分かってない奴が多過ぎる
「ハイヤァ!」
「たぁ、とう!」
料理屋でカンフー映画のアクションシーンのように、双方激しい戦闘を繰り広げている。
基本的に皆真面目に戦っているのだが。
中には……。
「やあやあ、我こそは肥後の国の住人!」
戦う相手をフビライ (もしくは元の兵士) と勘違いしているのか。佳君は日本の武士になりきっている。
「佳君、名乗りなんて上げんでいいから戦え!」
無論、俺は佳君にツッコミを入れる。
「やあやあ、我こそは肥後の国の住人!」
「バカ、クラミー! 佳君の真似なんてしなくていい!」
この様に昔の武士の如く、名乗りを上げて1対1で挑む武士気取りの格好つける奴。
「わああああああ! どうすりゃいいの!?」
「こんな状況でどう戦えばいいんじゃ!?」
敵味方の入れ混じる戦いに慣れてないために、どう戦っていいか分からないで混乱する奴。
「ギャアアアアアア!! 恐いよぉ!」
「助けてええええええ!!」
そしてビビって逃げ惑う臆病者。
などなどの問題児も少なくなかった。
それもこれも集められた冒険者達が実戦経験に乏しいレベルの低い奴ばかりなのが原因。
そんなんだからいきなり苦戦を強いられる。
「えぇい! 戦い難い!」
また、大人数で料理屋という狭い場所で戦うもんだから、戦い難いったらありゃしねぇ。
そのせいで間違って味方の冒険者を攻撃してしまう者も……。
「こうなりゃ!!」
そんなんだから、俺は打開策として、料理屋の窓をぶち破って外に出る。
屋外なら、ちょっとは戦い易くなると考えたからだ。
「みんな、ルネ君に続いて!」
「「「「曹操様の仰せのままに!」」」」
俺に釣られて曹操及び、その信栄太が敵ともつれたまま外に出る。
「俺達も行くぞ! 冒険者共を逃がすな!!」
「「「「ハハァ!!」」」」
ウーツも部下達を引き連れて、屋外に出た冒険者を追う。
んで、両軍は特撮ワープするかのごとく、街の外に間面転換。
そして戦いは仕切り直される。
しかし、そこでも……。
「ウーツ、オマエはこのジェミーハリー・トーマス・エイブラハム・ギデオンチャールズが倒してや……ギャヮ!?」
懲りずに名乗りを上げるものがまだいた。
しかも名乗りが長過ぎるせいで、決め台詞言ってる最中に、弓矢で胸を貫かれる。
「無念!」
んで、死んでしまう。
派手な男前だったのに。まったくの見掛け倒しである。
「よくもやったな! トーマスの敵は、このトム・ト・ジェリーが打つ!」
今度は闘牛士風のコスチュームを着た、ショートヘアの美少女が仲間の敵討ちをしようとする。

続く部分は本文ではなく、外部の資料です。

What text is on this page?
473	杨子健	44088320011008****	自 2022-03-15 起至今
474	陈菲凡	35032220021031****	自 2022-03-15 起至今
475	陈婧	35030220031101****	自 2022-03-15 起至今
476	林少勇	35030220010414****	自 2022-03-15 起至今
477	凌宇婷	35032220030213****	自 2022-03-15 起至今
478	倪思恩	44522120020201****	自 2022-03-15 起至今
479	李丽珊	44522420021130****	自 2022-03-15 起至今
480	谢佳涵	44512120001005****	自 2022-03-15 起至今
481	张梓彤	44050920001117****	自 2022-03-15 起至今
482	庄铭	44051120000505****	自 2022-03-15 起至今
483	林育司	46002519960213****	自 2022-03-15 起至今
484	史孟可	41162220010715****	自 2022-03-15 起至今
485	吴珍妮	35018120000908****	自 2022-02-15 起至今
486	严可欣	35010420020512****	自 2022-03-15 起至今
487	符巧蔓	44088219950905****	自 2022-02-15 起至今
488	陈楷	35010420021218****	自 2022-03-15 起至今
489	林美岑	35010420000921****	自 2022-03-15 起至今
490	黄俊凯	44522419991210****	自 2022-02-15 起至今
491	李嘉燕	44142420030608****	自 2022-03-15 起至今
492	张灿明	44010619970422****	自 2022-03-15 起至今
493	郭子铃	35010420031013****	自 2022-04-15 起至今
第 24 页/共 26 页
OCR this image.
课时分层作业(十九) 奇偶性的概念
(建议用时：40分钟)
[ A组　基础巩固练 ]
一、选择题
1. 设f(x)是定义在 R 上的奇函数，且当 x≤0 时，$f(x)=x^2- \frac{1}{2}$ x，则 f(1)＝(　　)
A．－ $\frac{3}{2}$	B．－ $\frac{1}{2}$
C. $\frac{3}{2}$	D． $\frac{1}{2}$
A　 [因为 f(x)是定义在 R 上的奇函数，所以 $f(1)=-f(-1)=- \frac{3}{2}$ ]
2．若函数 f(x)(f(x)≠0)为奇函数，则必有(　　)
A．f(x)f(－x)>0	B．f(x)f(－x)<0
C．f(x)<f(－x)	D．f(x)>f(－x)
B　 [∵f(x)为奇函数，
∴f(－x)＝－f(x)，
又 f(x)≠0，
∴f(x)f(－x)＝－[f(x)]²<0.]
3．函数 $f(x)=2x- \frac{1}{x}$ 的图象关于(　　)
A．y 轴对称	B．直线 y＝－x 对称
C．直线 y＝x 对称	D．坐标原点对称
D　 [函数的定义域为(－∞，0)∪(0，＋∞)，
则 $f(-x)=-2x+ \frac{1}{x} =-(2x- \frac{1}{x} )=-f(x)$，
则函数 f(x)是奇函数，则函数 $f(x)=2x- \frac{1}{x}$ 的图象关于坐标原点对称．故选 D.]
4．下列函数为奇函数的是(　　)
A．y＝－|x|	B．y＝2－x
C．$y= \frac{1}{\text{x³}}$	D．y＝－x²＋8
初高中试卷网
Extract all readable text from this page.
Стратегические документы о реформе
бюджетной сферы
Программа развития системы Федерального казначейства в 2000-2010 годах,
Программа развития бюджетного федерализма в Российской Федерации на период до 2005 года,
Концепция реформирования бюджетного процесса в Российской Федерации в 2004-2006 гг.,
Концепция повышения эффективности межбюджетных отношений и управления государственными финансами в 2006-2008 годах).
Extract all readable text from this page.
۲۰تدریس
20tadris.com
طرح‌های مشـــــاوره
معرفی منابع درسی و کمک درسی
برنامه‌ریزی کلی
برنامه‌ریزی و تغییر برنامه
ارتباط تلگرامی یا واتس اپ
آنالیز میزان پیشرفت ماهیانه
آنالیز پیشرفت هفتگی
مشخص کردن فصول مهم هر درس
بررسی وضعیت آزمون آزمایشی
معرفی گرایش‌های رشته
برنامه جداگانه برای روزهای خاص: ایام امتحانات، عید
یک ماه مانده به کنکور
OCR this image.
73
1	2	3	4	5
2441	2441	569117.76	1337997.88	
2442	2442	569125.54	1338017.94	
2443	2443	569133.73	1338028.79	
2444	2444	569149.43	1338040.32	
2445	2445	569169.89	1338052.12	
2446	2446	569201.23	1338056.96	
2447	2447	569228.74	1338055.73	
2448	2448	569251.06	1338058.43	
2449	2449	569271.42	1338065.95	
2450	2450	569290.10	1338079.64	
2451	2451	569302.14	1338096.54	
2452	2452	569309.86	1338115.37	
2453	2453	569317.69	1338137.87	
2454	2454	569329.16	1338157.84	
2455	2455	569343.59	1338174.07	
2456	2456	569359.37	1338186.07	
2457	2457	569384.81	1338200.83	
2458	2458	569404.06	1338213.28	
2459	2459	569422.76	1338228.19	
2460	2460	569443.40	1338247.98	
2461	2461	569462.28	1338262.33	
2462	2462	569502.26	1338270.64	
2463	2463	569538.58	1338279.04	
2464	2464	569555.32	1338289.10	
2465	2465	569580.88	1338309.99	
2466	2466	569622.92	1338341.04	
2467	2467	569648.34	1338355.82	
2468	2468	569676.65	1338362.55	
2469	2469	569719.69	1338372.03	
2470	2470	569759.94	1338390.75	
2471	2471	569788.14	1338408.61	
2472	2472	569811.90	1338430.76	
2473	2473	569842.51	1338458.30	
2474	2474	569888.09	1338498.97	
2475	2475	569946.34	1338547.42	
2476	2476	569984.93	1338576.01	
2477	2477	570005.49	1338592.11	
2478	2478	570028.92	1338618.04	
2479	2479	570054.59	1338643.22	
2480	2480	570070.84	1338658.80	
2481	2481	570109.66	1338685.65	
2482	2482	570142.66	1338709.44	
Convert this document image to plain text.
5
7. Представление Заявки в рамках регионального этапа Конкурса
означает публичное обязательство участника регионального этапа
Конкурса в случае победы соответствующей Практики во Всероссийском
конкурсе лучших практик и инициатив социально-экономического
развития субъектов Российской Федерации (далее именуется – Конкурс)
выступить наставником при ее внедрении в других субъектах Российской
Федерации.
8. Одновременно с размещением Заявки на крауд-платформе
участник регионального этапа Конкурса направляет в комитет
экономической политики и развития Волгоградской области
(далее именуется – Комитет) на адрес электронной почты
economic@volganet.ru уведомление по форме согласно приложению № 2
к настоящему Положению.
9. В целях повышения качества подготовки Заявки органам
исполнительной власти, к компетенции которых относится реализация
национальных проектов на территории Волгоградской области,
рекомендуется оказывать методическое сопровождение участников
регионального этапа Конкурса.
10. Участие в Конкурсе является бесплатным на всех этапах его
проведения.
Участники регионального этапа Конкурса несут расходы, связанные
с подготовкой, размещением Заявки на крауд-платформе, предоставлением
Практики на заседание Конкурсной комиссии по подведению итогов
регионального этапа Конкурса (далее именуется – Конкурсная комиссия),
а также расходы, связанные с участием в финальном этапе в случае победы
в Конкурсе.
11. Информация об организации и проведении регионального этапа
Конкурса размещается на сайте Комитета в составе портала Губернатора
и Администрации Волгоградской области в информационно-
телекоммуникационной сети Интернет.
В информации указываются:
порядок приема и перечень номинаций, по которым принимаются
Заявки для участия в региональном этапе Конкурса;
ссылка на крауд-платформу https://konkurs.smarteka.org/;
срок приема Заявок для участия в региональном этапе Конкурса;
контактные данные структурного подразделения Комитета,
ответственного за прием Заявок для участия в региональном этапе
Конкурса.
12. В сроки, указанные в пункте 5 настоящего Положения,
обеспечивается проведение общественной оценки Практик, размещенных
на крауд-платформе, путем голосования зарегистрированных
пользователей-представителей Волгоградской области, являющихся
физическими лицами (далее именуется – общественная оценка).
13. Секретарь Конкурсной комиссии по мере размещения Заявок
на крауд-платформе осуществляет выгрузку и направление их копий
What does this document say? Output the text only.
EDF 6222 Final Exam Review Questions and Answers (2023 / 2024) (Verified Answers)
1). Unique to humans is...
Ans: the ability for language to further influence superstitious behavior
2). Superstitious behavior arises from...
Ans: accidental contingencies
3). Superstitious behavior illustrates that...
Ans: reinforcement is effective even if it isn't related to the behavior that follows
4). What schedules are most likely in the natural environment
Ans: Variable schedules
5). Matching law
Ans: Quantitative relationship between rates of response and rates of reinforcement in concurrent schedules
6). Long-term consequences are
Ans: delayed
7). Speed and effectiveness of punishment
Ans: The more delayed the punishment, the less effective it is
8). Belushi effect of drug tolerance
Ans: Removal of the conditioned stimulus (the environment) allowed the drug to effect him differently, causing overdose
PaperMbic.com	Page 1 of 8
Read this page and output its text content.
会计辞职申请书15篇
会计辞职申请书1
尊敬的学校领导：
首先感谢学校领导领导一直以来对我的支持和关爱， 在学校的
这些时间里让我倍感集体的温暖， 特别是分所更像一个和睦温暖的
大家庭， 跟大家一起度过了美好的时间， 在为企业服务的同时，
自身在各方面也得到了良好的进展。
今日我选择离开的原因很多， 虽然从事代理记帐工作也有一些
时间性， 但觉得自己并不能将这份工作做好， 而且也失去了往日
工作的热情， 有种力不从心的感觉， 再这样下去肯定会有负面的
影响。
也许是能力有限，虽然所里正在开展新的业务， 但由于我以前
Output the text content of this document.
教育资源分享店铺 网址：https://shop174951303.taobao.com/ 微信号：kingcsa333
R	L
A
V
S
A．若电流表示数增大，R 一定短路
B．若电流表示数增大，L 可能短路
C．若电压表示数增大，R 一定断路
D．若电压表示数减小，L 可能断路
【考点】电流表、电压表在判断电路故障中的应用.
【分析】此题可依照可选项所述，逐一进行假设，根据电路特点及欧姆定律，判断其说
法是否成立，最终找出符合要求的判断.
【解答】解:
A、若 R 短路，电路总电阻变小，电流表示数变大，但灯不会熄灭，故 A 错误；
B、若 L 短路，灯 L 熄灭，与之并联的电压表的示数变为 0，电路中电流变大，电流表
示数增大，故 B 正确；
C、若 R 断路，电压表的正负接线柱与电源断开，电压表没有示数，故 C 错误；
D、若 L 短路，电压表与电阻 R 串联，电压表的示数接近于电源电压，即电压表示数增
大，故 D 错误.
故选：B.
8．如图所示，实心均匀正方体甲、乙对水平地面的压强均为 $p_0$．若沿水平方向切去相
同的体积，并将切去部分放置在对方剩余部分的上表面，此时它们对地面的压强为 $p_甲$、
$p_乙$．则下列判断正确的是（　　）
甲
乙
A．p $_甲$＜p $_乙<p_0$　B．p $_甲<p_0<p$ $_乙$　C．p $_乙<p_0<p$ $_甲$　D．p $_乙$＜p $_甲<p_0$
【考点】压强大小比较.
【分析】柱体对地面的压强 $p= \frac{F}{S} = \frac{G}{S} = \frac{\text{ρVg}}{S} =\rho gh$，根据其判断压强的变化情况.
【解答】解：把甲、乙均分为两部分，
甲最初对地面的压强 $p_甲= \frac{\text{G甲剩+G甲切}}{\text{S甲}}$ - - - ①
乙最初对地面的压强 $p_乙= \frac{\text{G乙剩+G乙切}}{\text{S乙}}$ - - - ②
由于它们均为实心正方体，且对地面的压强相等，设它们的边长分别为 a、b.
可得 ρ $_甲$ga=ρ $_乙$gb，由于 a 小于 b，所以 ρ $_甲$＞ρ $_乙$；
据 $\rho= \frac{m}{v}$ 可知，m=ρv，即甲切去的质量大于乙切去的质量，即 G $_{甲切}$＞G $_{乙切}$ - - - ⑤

しかし、トム・ト・ジェリーだなんて、凄い名前だなぁ。
「ハァアアアア!」
勇敢に突っ込んで行くが。
「ギャアアアアアア!」
数人係で串刺しにされてしまう。
この様に口先だけの冒険者ばかりで。殺される者が後を絶たない。
なお、ウーツ軍団の数は百数住人。
それに対して冒険者連合軍 (仮) の数は、ウーツ軍団の役三倍。
しかし、戦闘経験とチームワークで大きく劣るために、数に勝る冒険者連合軍 (仮) が押される結果となっていた。
戦い方が分かってない奴が多過ぎだ。
これでは古典的な烏合の衆である。
「怯むな! こちらの方が数が多いんだ。数で押し切れ!」
挙げ句、数で押し切るようなバカな戦い方を指示する者までいるから、ますます不利な状況になる。
「えぇい! バカ共が!」
俺はそんな不甲斐ない冒険者達に苛立ったので。先陣切ってウーツ軍団のど真ん中に突っ込んで行く。
「オリャアアアアアッ!!」
「「!? !? !?」」
そして、敵二人を居合い切りで秒殺。
攻撃された二人は何が起こったのか分からないまま死んでいった。
「よくもルーパとパルを殺ったな!」
仲間を殺されたことにウーツ軍団の一人が怒り、俺に剣を振りかざす。
「なんの!」
だが俺はやすり剣で難なく受け止める。
「なにぃ!?」
「俺はザコとは違うんだよ!」
そして受け止めた相手の剣を弾き返し、グサッとやすり剣で腹を貫く。
「どうした。この程度か!」
勢いに乗って、少し主人公っぽく決めてみる。